A final challenge involved coding interventions that included a service delivery change. In three studies, the behaviour of performing the BMD scan was taken out of the hands of the target PCP altogether and performed by another individual. We coded such instances as targeting “environmental context and resources” domain. However, the target of this part of the intervention was at an organisational level rather than an individual PCP or patient level. Nevertheless, someone’s behaviour higher in the organisation needed to change for this service delivery to take effect; the TDF could potentially be applied to describe their behaviour as well in future studies if descriptions in intervention reports provide such detail.

Conclusion

It is possible to use the TDF to retrospectively identify domains targeted by implementation interventions within systematic reviews.
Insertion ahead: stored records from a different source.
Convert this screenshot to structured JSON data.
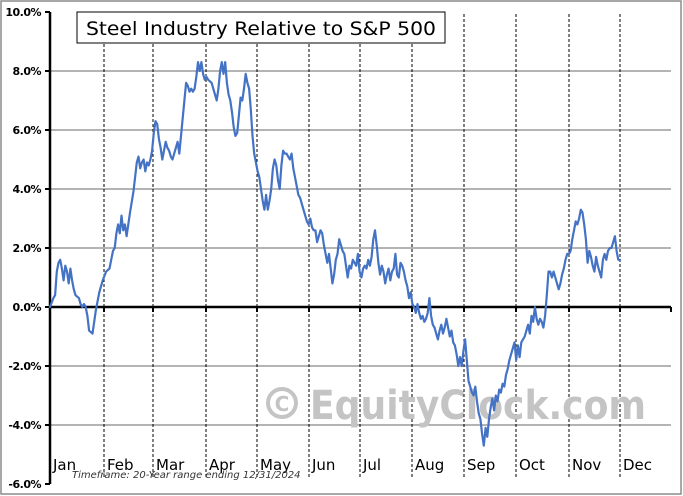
{
  "chart_data": {
    "type": "line",
    "title": "Steel Industry Relative to S&P 500",
    "xlabel": "",
    "ylabel": "",
    "ylim": [
      -6,
      10
    ],
    "yticks": [
      10,
      8,
      6,
      4,
      2,
      0,
      -2,
      -4,
      -6
    ],
    "ytick_labels": [
      "10.0%",
      "8.0%",
      "6.0%",
      "4.0%",
      "2.0%",
      "0.0%",
      "-2.0%",
      "-4.0%",
      "-6.0%"
    ],
    "months": [
      "Jan",
      "Feb",
      "Mar",
      "Apr",
      "May",
      "Jun",
      "Jul",
      "Aug",
      "Sep",
      "Oct",
      "Nov",
      "Dec"
    ],
    "grid": "horizontal solid, monthly vertical dashed",
    "annotation": "Timeframe: 20-Year range ending 12/31/2024",
    "watermark": "© EquityClock.com",
    "line_color": "#4472C4",
    "series": [
      {
        "name": "Steel Industry Relative to S&P 500",
        "x_unit": "day of year",
        "points": [
          [
            1,
            0.0
          ],
          [
            3,
            0.3
          ],
          [
            4,
            0.4
          ],
          [
            5,
            1.2
          ],
          [
            6,
            1.5
          ],
          [
            7,
            1.6
          ],
          [
            8,
            1.3
          ],
          [
            9,
            0.9
          ],
          [
            10,
            1.4
          ],
          [
            11,
            1.2
          ],
          [
            12,
            0.8
          ],
          [
            13,
            1.3
          ],
          [
            14,
            0.9
          ],
          [
            15,
            0.6
          ],
          [
            16,
            0.4
          ],
          [
            18,
            0.3
          ],
          [
            19,
            0.1
          ],
          [
            20,
            0.0
          ],
          [
            21,
            0.1
          ],
          [
            22,
            0.0
          ],
          [
            23,
            -0.3
          ],
          [
            24,
            -0.8
          ],
          [
            26,
            -0.9
          ],
          [
            27,
            -0.5
          ],
          [
            28,
            -0.1
          ],
          [
            30,
            0.5
          ],
          [
            32,
            0.9
          ],
          [
            34,
            1.2
          ],
          [
            36,
            1.3
          ],
          [
            37,
            1.6
          ],
          [
            38,
            1.9
          ],
          [
            39,
            2.0
          ],
          [
            40,
            2.5
          ],
          [
            41,
            2.8
          ],
          [
            42,
            2.5
          ],
          [
            43,
            3.1
          ],
          [
            44,
            2.6
          ],
          [
            45,
            2.8
          ],
          [
            46,
            2.4
          ],
          [
            48,
            3.2
          ],
          [
            50,
            3.9
          ],
          [
            51,
            4.4
          ],
          [
            52,
            4.9
          ],
          [
            53,
            5.1
          ],
          [
            54,
            4.7
          ],
          [
            55,
            4.9
          ],
          [
            56,
            5.0
          ],
          [
            57,
            4.6
          ],
          [
            58,
            4.9
          ],
          [
            59,
            4.8
          ],
          [
            60,
            5.0
          ],
          [
            61,
            5.3
          ],
          [
            62,
            5.9
          ],
          [
            63,
            6.3
          ],
          [
            64,
            6.2
          ],
          [
            65,
            5.7
          ],
          [
            66,
            5.4
          ],
          [
            67,
            5.0
          ],
          [
            68,
            5.3
          ],
          [
            69,
            5.6
          ],
          [
            70,
            5.4
          ],
          [
            71,
            5.3
          ],
          [
            72,
            5.1
          ],
          [
            73,
            5.0
          ],
          [
            74,
            5.2
          ],
          [
            75,
            5.4
          ],
          [
            76,
            5.6
          ],
          [
            77,
            5.2
          ],
          [
            78,
            5.8
          ],
          [
            79,
            6.4
          ],
          [
            80,
            7.0
          ],
          [
            81,
            7.6
          ],
          [
            82,
            7.5
          ],
          [
            83,
            7.3
          ],
          [
            84,
            7.4
          ],
          [
            85,
            7.3
          ],
          [
            86,
            7.4
          ],
          [
            87,
            7.8
          ],
          [
            88,
            8.3
          ],
          [
            89,
            8.0
          ],
          [
            90,
            8.3
          ],
          [
            91,
            7.9
          ],
          [
            92,
            7.7
          ],
          [
            93,
            7.8
          ],
          [
            94,
            7.7
          ],
          [
            96,
            7.6
          ],
          [
            97,
            7.4
          ],
          [
            98,
            7.2
          ],
          [
            99,
            7.0
          ],
          [
            100,
            7.4
          ],
          [
            101,
            8.0
          ],
          [
            102,
            8.3
          ],
          [
            103,
            7.9
          ],
          [
            104,
            8.3
          ],
          [
            105,
            7.6
          ],
          [
            106,
            7.2
          ],
          [
            107,
            7.0
          ],
          [
            108,
            6.6
          ],
          [
            109,
            6.1
          ],
          [
            110,
            5.8
          ],
          [
            111,
            5.9
          ],
          [
            112,
            6.5
          ],
          [
            113,
            7.1
          ],
          [
            114,
            7.0
          ],
          [
            115,
            7.4
          ],
          [
            116,
            7.9
          ],
          [
            117,
            7.6
          ],
          [
            118,
            7.4
          ],
          [
            119,
            6.7
          ],
          [
            120,
            5.8
          ],
          [
            121,
            5.2
          ],
          [
            122,
            4.9
          ],
          [
            123,
            4.6
          ],
          [
            124,
            4.4
          ],
          [
            125,
            4.0
          ],
          [
            126,
            3.6
          ],
          [
            127,
            3.3
          ],
          [
            128,
            3.8
          ],
          [
            129,
            3.3
          ],
          [
            130,
            3.6
          ],
          [
            131,
            4.0
          ],
          [
            132,
            4.7
          ],
          [
            133,
            5.0
          ],
          [
            134,
            4.8
          ],
          [
            135,
            4.3
          ],
          [
            136,
            4.0
          ],
          [
            137,
            4.8
          ],
          [
            138,
            5.3
          ],
          [
            139,
            5.2
          ],
          [
            140,
            5.2
          ],
          [
            141,
            5.1
          ],
          [
            142,
            5.0
          ],
          [
            143,
            5.2
          ],
          [
            144,
            4.7
          ],
          [
            145,
            4.4
          ],
          [
            146,
            4.1
          ],
          [
            147,
            3.8
          ],
          [
            148,
            3.7
          ],
          [
            149,
            3.5
          ],
          [
            150,
            3.3
          ],
          [
            151,
            3.1
          ],
          [
            152,
            2.9
          ],
          [
            153,
            2.8
          ],
          [
            154,
            3.0
          ],
          [
            155,
            2.7
          ],
          [
            156,
            2.6
          ],
          [
            157,
            2.6
          ],
          [
            158,
            2.2
          ],
          [
            159,
            2.4
          ],
          [
            160,
            2.6
          ],
          [
            161,
            2.5
          ],
          [
            162,
            2.1
          ],
          [
            163,
            1.8
          ],
          [
            164,
            1.5
          ],
          [
            165,
            1.8
          ],
          [
            166,
            1.3
          ],
          [
            167,
            0.8
          ],
          [
            168,
            1.1
          ],
          [
            169,
            1.6
          ],
          [
            170,
            1.8
          ],
          [
            171,
            2.3
          ],
          [
            172,
            2.1
          ],
          [
            173,
            1.9
          ],
          [
            174,
            1.8
          ],
          [
            175,
            1.4
          ],
          [
            176,
            1.0
          ],
          [
            177,
            1.4
          ],
          [
            178,
            1.3
          ],
          [
            179,
            1.6
          ],
          [
            180,
            1.5
          ],
          [
            181,
            1.4
          ],
          [
            182,
            1.8
          ],
          [
            183,
            1.2
          ],
          [
            184,
            1.0
          ],
          [
            185,
            1.3
          ],
          [
            186,
            1.4
          ],
          [
            187,
            1.3
          ],
          [
            188,
            1.6
          ],
          [
            189,
            1.4
          ],
          [
            190,
            1.7
          ],
          [
            191,
            2.3
          ],
          [
            192,
            2.6
          ],
          [
            193,
            2.1
          ],
          [
            194,
            1.5
          ],
          [
            195,
            1.1
          ],
          [
            196,
            1.4
          ],
          [
            197,
            1.2
          ],
          [
            198,
            0.8
          ],
          [
            199,
            1.1
          ],
          [
            200,
            1.3
          ],
          [
            201,
            0.9
          ],
          [
            202,
            1.2
          ],
          [
            203,
            1.3
          ],
          [
            204,
            1.8
          ],
          [
            205,
            1.1
          ],
          [
            206,
            1.0
          ],
          [
            207,
            1.5
          ],
          [
            208,
            1.4
          ],
          [
            209,
            1.2
          ],
          [
            210,
            0.9
          ],
          [
            211,
            0.7
          ],
          [
            212,
            0.3
          ],
          [
            213,
            0.5
          ],
          [
            214,
            0.1
          ],
          [
            215,
            0.0
          ],
          [
            216,
            -0.2
          ],
          [
            217,
            0.1
          ],
          [
            218,
            -0.2
          ],
          [
            219,
            -0.4
          ],
          [
            220,
            -0.3
          ],
          [
            221,
            -0.5
          ],
          [
            222,
            -0.4
          ],
          [
            223,
            -0.2
          ],
          [
            224,
            0.3
          ],
          [
            225,
            -0.3
          ],
          [
            226,
            -0.6
          ],
          [
            227,
            -0.7
          ],
          [
            228,
            -0.9
          ],
          [
            229,
            -1.1
          ],
          [
            230,
            -0.8
          ],
          [
            231,
            -0.6
          ],
          [
            232,
            -0.9
          ],
          [
            233,
            -0.7
          ],
          [
            234,
            -0.4
          ],
          [
            235,
            -0.7
          ],
          [
            236,
            -1.0
          ],
          [
            237,
            -0.8
          ],
          [
            238,
            -1.2
          ],
          [
            239,
            -1.3
          ],
          [
            240,
            -1.6
          ],
          [
            241,
            -2.0
          ],
          [
            242,
            -1.7
          ],
          [
            243,
            -2.0
          ],
          [
            244,
            -1.5
          ],
          [
            245,
            -1.1
          ],
          [
            246,
            -1.8
          ],
          [
            247,
            -2.5
          ],
          [
            248,
            -2.7
          ],
          [
            249,
            -2.9
          ],
          [
            250,
            -3.0
          ],
          [
            251,
            -2.7
          ],
          [
            252,
            -3.2
          ],
          [
            253,
            -3.6
          ],
          [
            254,
            -3.8
          ],
          [
            255,
            -4.3
          ],
          [
            256,
            -4.7
          ],
          [
            257,
            -4.1
          ],
          [
            258,
            -4.4
          ],
          [
            259,
            -3.8
          ],
          [
            260,
            -3.4
          ],
          [
            261,
            -3.1
          ],
          [
            262,
            -3.5
          ],
          [
            263,
            -3.0
          ],
          [
            264,
            -3.2
          ],
          [
            265,
            -2.8
          ],
          [
            266,
            -2.9
          ],
          [
            267,
            -2.6
          ],
          [
            268,
            -2.7
          ],
          [
            269,
            -2.3
          ],
          [
            270,
            -2.1
          ],
          [
            271,
            -1.8
          ],
          [
            272,
            -1.6
          ],
          [
            273,
            -1.4
          ],
          [
            274,
            -1.2
          ],
          [
            275,
            -1.8
          ],
          [
            276,
            -1.3
          ],
          [
            277,
            -1.7
          ],
          [
            278,
            -1.2
          ],
          [
            279,
            -1.1
          ],
          [
            280,
            -1.0
          ],
          [
            281,
            -0.8
          ],
          [
            282,
            -0.6
          ],
          [
            283,
            -0.9
          ],
          [
            284,
            -0.3
          ],
          [
            285,
            -0.5
          ],
          [
            286,
            0.0
          ],
          [
            287,
            -0.4
          ],
          [
            288,
            -0.6
          ],
          [
            289,
            -0.4
          ],
          [
            290,
            -0.5
          ],
          [
            291,
            -0.7
          ],
          [
            292,
            -0.3
          ],
          [
            293,
            0.4
          ],
          [
            294,
            1.2
          ],
          [
            295,
            1.2
          ],
          [
            296,
            1.0
          ],
          [
            297,
            1.2
          ],
          [
            298,
            1.0
          ],
          [
            299,
            0.8
          ],
          [
            300,
            0.6
          ],
          [
            301,
            0.8
          ],
          [
            302,
            1.1
          ],
          [
            303,
            1.3
          ],
          [
            304,
            1.6
          ],
          [
            305,
            1.8
          ],
          [
            306,
            1.8
          ],
          [
            307,
            1.9
          ],
          [
            308,
            2.3
          ],
          [
            309,
            2.6
          ],
          [
            310,
            2.9
          ],
          [
            311,
            2.8
          ],
          [
            312,
            3.0
          ],
          [
            313,
            3.3
          ],
          [
            314,
            3.2
          ],
          [
            315,
            2.8
          ],
          [
            316,
            2.3
          ],
          [
            317,
            1.5
          ],
          [
            318,
            1.9
          ],
          [
            319,
            1.7
          ],
          [
            320,
            1.4
          ],
          [
            321,
            1.2
          ],
          [
            322,
            1.7
          ],
          [
            323,
            1.4
          ],
          [
            324,
            1.2
          ],
          [
            325,
            1.0
          ],
          [
            326,
            1.6
          ],
          [
            327,
            1.8
          ],
          [
            328,
            1.6
          ],
          [
            329,
            1.9
          ],
          [
            330,
            2.0
          ],
          [
            331,
            2.0
          ],
          [
            332,
            2.2
          ],
          [
            333,
            2.4
          ],
          [
            334,
            1.9
          ],
          [
            335,
            1.6
          ],
          [
            336,
            1.6
          ]
        ]
      }
    ]
  }
}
Even when the interventions themselves were not explicitly theory-based, the findings suggest that it is possible to attempt to make explicit the implicit theories that formed the basis for intervention. We identified five key domains that appeared to be most frequently targeted by the interventions. Interventions could be optimised by assessing whether these domains appear to be determinants of the target behaviour. We also identified a number of domains that had not been targeted, which could be considered as targets in future interventions if indicated to be barriers or facilitators. Unexpectedly, the results suggested that the effect size was inversely related to the number of domains targeted by an intervention, with the potential implication that focussing on less domains makes interventions more effective. The method proposed may serve as a basis for using the TDF as a means of better understanding the targeted factors in reviews of implementation interventions in other contexts when such factors are not explicitly identified within an existing theoretical framework.